The model classifies content with precision across multiple safety dimensions. It detects harmful requests in prompts while simultaneously identifying when assistant responses fail to handle unsafe content properly. The refusal detection capability catches instances where AI systems refuse requests, helping you understand system behavior patterns. Support for 119 languages means moderation works globally without needing separate models per language.

What can I use it for?

Deploy this model to moderate user-generated content on community platforms, chat applications, and AI services. Content platforms can screen submissions before publication to reduce harmful material. AI service providers can monitor both user inputs and model outputs to maintain safety standards. Companies building chatbots can integrate this model to filter unsafe prompts before processing.
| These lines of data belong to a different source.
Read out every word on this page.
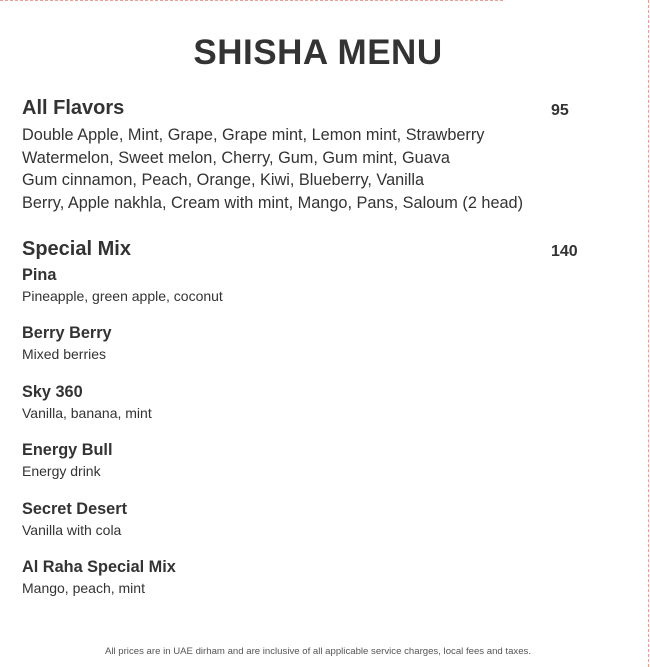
SHISHA MENU
All Flavors	95
Double Apple, Mint, Grape, Grape mint, Lemon mint, Strawberry
Watermelon, Sweet melon, Cherry, Gum, Gum mint, Guava
Gum cinnamon, Peach, Orange, Kiwi, Blueberry, Vanilla
Berry, Apple nakhla, Cream with mint, Mango, Pans, Saloum (2 head)
Special Mix	140
Pina
Pineapple, green apple, coconut
Berry Berry
Mixed berries
Sky 360
Vanilla, banana, mint
Energy Bull
Energy drink
Secret Desert
Vanilla with cola
Al Raha Special Mix
Mango, peach, mint
All prices are in UAE dirham and are inclusive of all applicable service charges, local fees and taxes.
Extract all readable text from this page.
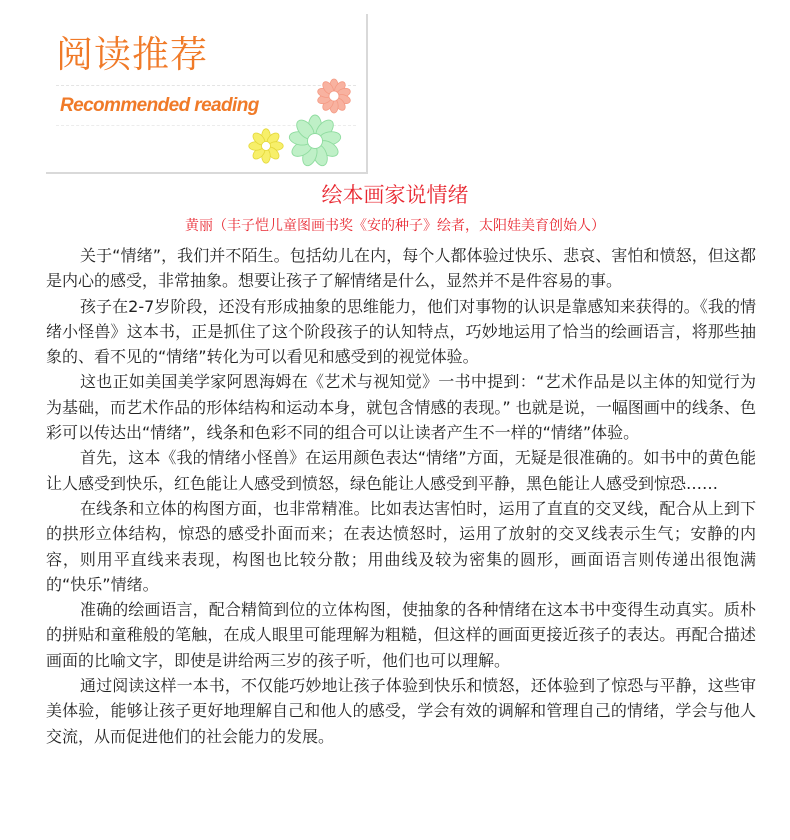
阅读推荐
Recommended reading
绘本画家说情绪
黄丽（丰子恺儿童图画书奖《安的种子》绘者，太阳娃美育创始人）

关于“情绪”，我们并不陌生。包括幼儿在内，每个人都体验过快乐、悲哀、害怕和愤怒，但这都是内心的感受，非常抽象。想要让孩子了解情绪是什么，显然并不是件容易的事。

孩子在2-7岁阶段，还没有形成抽象的思维能力，他们对事物的认识是靠感知来获得的。《我的情绪小怪兽》这本书，正是抓住了这个阶段孩子的认知特点，巧妙地运用了恰当的绘画语言，将那些抽象的、看不见的“情绪”转化为可以看见和感受到的视觉体验。

这也正如美国美学家阿恩海姆在《艺术与视知觉》一书中提到：“艺术作品是以主体的知觉行为为基础，而艺术作品的形体结构和运动本身，就包含情感的表现。” 也就是说，一幅图画中的线条、色彩可以传达出“情绪”，线条和色彩不同的组合可以让读者产生不一样的“情绪”体验。

首先，这本《我的情绪小怪兽》在运用颜色表达“情绪”方面，无疑是很准确的。如书中的黄色能让人感受到快乐，红色能让人感受到愤怒，绿色能让人感受到平静，黑色能让人感受到惊恐……

在线条和立体的构图方面，也非常精准。比如表达害怕时，运用了直直的交叉线，配合从上到下的拱形立体结构，惊恐的感受扑面而来；在表达愤怒时，运用了放射的交叉线表示生气；安静的内容，则用平直线来表现，构图也比较分散；用曲线及较为密集的圆形，画面语言则传递出很饱满的“快乐”情绪。

准确的绘画语言，配合精简到位的立体构图，使抽象的各种情绪在这本书中变得生动真实。质朴的拼贴和童稚般的笔触，在成人眼里可能理解为粗糙，但这样的画面更接近孩子的表达。再配合描述画面的比喻文字，即使是讲给两三岁的孩子听，他们也可以理解。

通过阅读这样一本书，不仅能巧妙地让孩子体验到快乐和愤怒，还体验到了惊恐与平静，这些审美体验，能够让孩子更好地理解自己和他人的感受，学会有效的调解和管理自己的情绪，学会与他人交流，从而促进他们的社会能力的发展。
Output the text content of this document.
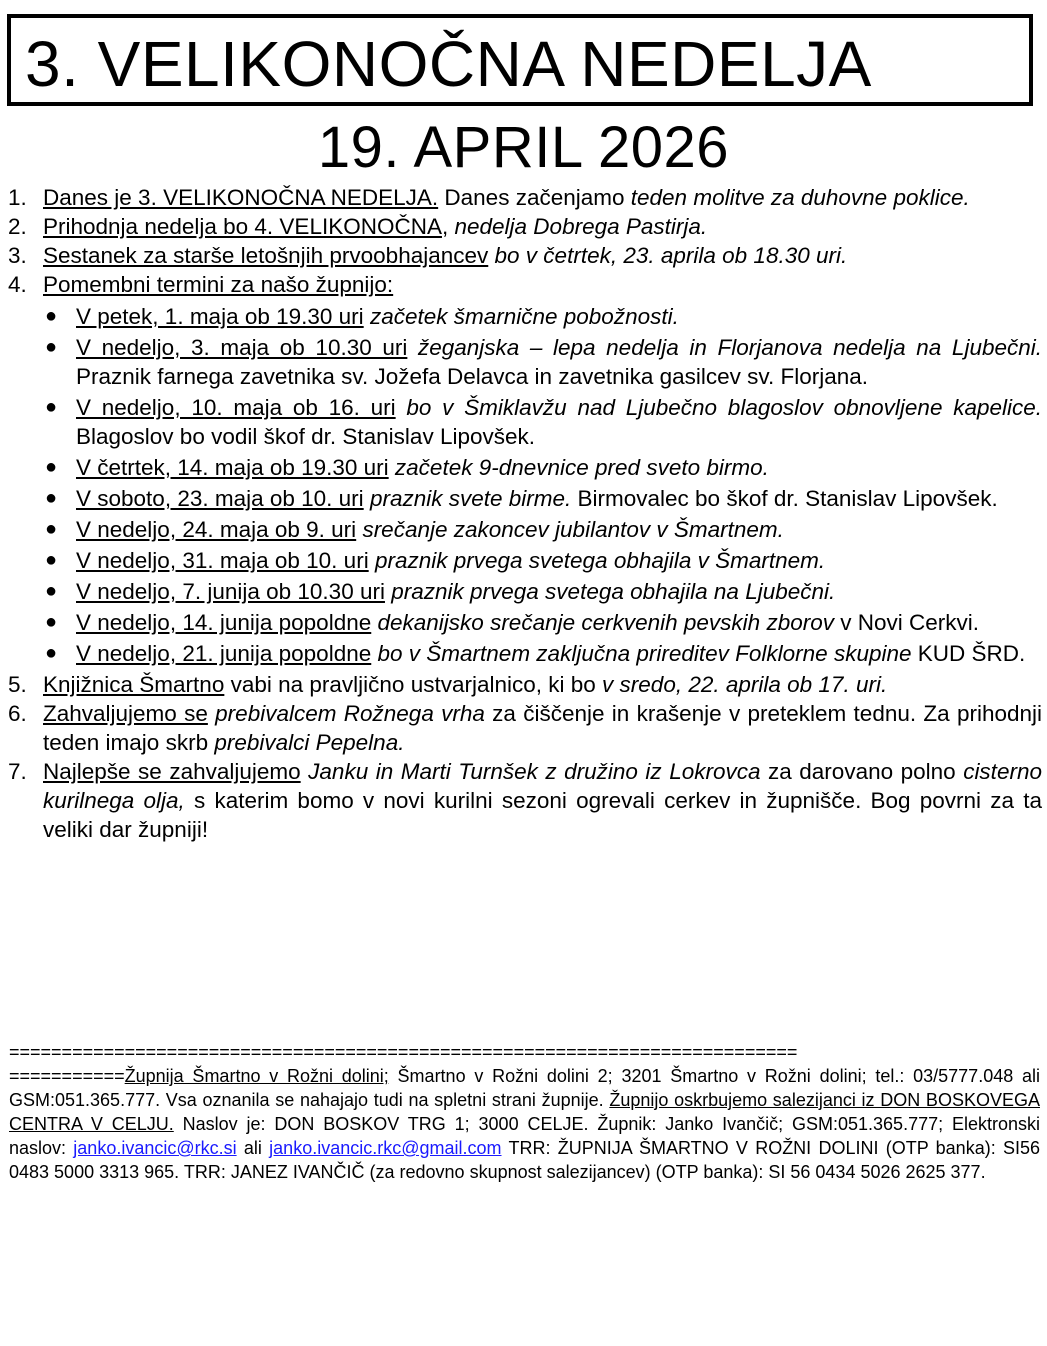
3. VELIKONOČNA NEDELJA
19. APRIL 2026

1. Danes je 3. VELIKONOČNA NEDELJA. Danes začenjamo teden molitve za duhovne poklice.

2. Prihodnja nedelja bo 4. VELIKONOČNA, nedelja Dobrega Pastirja.

3. Sestanek za starše letošnjih prvoobhajancev bo v četrtek, 23. aprila ob 18.30 uri.

4. Pomembni termini za našo župnijo:
● V petek, 1. maja ob 19.30 uri začetek šmarnične pobožnosti.
● V nedeljo, 3. maja ob 10.30 uri žeganjska – lepa nedelja in Florjanova nedelja na Ljubečni. Praznik farnega zavetnika sv. Jožefa Delavca in zavetnika gasilcev sv. Florjana.
● V nedeljo, 10. maja ob 16. uri bo v Šmiklavžu nad Ljubečno blagoslov obnovljene kapelice. Blagoslov bo vodil škof dr. Stanislav Lipovšek.
● V četrtek, 14. maja ob 19.30 uri začetek 9-dnevnice pred sveto birmo.
● V soboto, 23. maja ob 10. uri praznik svete birme. Birmovalec bo škof dr. Stanislav Lipovšek.
● V nedeljo, 24. maja ob 9. uri srečanje zakoncev jubilantov v Šmartnem.
● V nedeljo, 31. maja ob 10. uri praznik prvega svetega obhajila v Šmartnem.
● V nedeljo, 7. junija ob 10.30 uri praznik prvega svetega obhajila na Ljubečni.
● V nedeljo, 14. junija popoldne dekanijsko srečanje cerkvenih pevskih zborov v Novi Cerkvi.
● V nedeljo, 21. junija popoldne bo v Šmartnem zaključna prireditev Folklorne skupine KUD ŠRD.

5. Knjižnica Šmartno vabi na pravljično ustvarjalnico, ki bo v sredo, 22. aprila ob 17. uri.

6. Zahvaljujemo se prebivalcem Rožnega vrha za čiščenje in krašenje v preteklem tednu. Za prihodnji teden imajo skrb prebivalci Pepelna.

7. Najlepše se zahvaljujemo Janku in Marti Turnšek z družino iz Lokrovca za darovano polno cisterno kurilnega olja, s katerim bomo v novi kurilni sezoni ogrevali cerkev in župnišče. Bog povrni za ta veliki dar župniji!

===========================================================================
===========Župnija Šmartno v Rožni dolini; Šmartno v Rožni dolini 2; 3201 Šmartno v Rožni dolini; tel.: 03/5777.048 ali GSM:051.365.777. Vsa oznanila se nahajajo tudi na spletni strani župnije. Župnijo oskrbujemo salezijanci iz DON BOSKOVEGA CENTRA V CELJU. Naslov je: DON BOSKOV TRG 1; 3000 CELJE. Župnik: Janko Ivančič; GSM:051.365.777; Elektronski naslov: janko.ivancic@rkc.si ali janko.ivancic.rkc@gmail.com TRR: ŽUPNIJA ŠMARTNO V ROŽNI DOLINI (OTP banka): SI56 0483 5000 3313 965. TRR: JANEZ IVANČIČ (za redovno skupnost salezijancev) (OTP banka): SI 56 0434 5026 2625 377.
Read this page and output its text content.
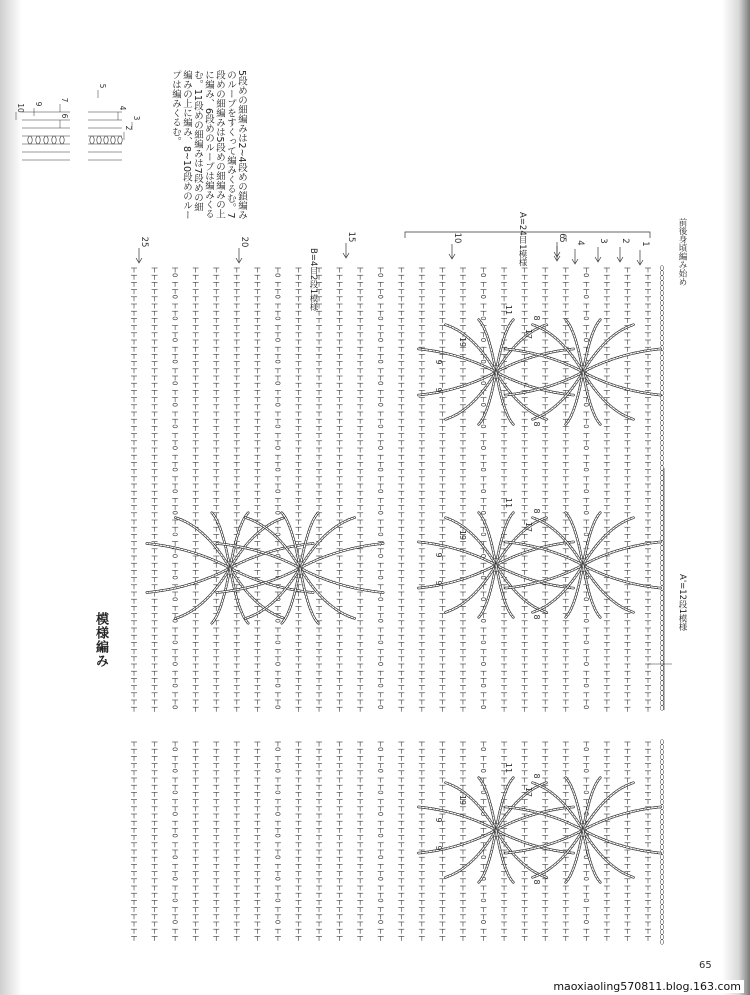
8
9
11
17
19
8
9
8
9
11
17
19
8
9
8
9
11
17
19
8
9
10 9
7
6
5
4
3
2
1
2
3
4
5
6
10
15
20
25
5段めの細編みは2~4段めの鎖編みのループをすくって編みくるむ。7段めの細編みは5段めの細編みの上に編み、6段めのループは編みくるむ。11段めの細編みは7段めの細編みの上に編み、8~10段めのループは編みくるむ。
模様編み
A=24目1模様
B=4目2段1模様	前後身頃編み始め
A'=12段1模様
65
maoxiaoling570811.blog.163.com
The efficient 4B parameter size makes it suitable for real-time moderation in high-volume systems where latency matters. You can also use it to audit existing conversations or build safety reports across user interactions.

Things to try

Test the model on borderline cases that sit between clearly safe and obviously harmful content to understand where it draws lines. Run multilingual content through it to verify safety classification consistency across languages. Compare classifications of the same harmful intent expressed different ways to see how semantic variations affect detection. Pass refusal detection on problematic assistant responses to identify safety gaps in your own systems. Try pairing it with prompt-classifier outputs to see how different moderation approaches rank the same content, which helps calibrate your safety thresholds.